In fact, one member of the Philadelphia press core finally asked me why I was sounding so unenthusiastic about being traded to the team I loved growing up as a kid. So I had to tell him about my grandfather’s passing and the reality sinking in that I was about to celebrate my first family Christmas with our nuclear family broken into pieces.

For the first time during the holidays, there was this divider in my family. Separated by life’s harsh terms. My father and I were home and my mother and brother were not. My dad and I celebrated at a long-standing friend’s house, a thousand miles from my mom and big bro, and a million miles away from truly accepting that I had been traded.

I had just completed my sophomore year in Major League Baseball and it was a moment when I felt like I had figured out some of my mechanics of the game. I was learning how to be consistent, learning the ropes about managing life in season and now offseason.

I was being traded to a team whose organization brought me great joy in 1980 as a die hard fan, a place where I could start in center field, but this was different. This was the business of baseball. The day I became a movable commodity, traded away for present value in Mickey Morandini. The Phillies were betting on my next chapter being my best years.

Can they do that? Just trade me away without asking me? Of course they can. Wait, why can they?

My 1980s memories of that Phillies championship was more than about the trophy. It framed an era. By my following that team since I was five or six, I saw that team build, I pulled my hair out when the Dodgers kept knocking them out in the ‘77 and ‘78 NLCS. But most of all, they had the same personnel. A core of players, nearly untradeable. Garry Maddox, Mike Schmidt, Steve Carlton, Larry Bowa and so on. They were practically glued together for several seasons.

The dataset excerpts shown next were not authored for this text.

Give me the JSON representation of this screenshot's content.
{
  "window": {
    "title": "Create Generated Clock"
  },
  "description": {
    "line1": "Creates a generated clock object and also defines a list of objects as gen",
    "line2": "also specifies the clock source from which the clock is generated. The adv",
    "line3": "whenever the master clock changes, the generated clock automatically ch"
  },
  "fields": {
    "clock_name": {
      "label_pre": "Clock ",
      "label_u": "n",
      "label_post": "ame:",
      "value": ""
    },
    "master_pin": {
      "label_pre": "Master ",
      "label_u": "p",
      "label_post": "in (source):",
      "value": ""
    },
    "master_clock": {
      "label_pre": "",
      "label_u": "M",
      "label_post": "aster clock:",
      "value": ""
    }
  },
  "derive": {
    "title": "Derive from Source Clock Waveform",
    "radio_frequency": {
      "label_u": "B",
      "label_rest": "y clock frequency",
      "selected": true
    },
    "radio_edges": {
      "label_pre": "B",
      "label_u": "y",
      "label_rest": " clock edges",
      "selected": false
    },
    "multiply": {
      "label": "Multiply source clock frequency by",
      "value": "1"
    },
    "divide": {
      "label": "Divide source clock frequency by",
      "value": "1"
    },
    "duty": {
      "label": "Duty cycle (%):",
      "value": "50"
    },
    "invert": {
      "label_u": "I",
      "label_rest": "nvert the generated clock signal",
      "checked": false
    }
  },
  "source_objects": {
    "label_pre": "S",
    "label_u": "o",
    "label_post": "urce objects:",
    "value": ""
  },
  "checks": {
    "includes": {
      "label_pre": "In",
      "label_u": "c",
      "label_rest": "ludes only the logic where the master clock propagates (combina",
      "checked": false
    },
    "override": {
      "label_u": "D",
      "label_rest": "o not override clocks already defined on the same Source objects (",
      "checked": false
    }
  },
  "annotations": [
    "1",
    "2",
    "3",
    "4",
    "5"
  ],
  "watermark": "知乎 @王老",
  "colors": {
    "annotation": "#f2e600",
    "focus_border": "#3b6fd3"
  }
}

But in the modern game of the late '90s, that dream of being drafted by a team, growing up with that organization, winning with the Cubs and retiring a Cub was no longer possible. That was how the game was evolving.

Although I was a big leaguer, I still was a fan. I still was caught off-guard even after I knew the Cubs protected me in the expansion draft. I understood that at all times, lurking were many ways in the game where I could change teams. Some voluntary, most not.

I realized that the offseason was not just this big training session to get ready for the next season. It was also a chess match of competing value. What you are worth versus what you think you are worth. The 2018 Cubs have many players asking that question. Will Kyle Schwarber be traded? Will Kris Bryant sign?

All players will experience life hitting them in the face when they least expect it. During that downtime, the reflection time, the break. That is why it can sting so much. And loss spares no one in this game, even after you hit .300. The rumors alone can eat you up.

I would attend my grandfather’s funeral and reunite with my mom and brother days after the trade. I took a moment during the time with family to make one simple declaration to the sky above.

“Granddad, I am still hitting that ball.”

Just this year, instead of Cubs blue, I would be wearing Phillies red.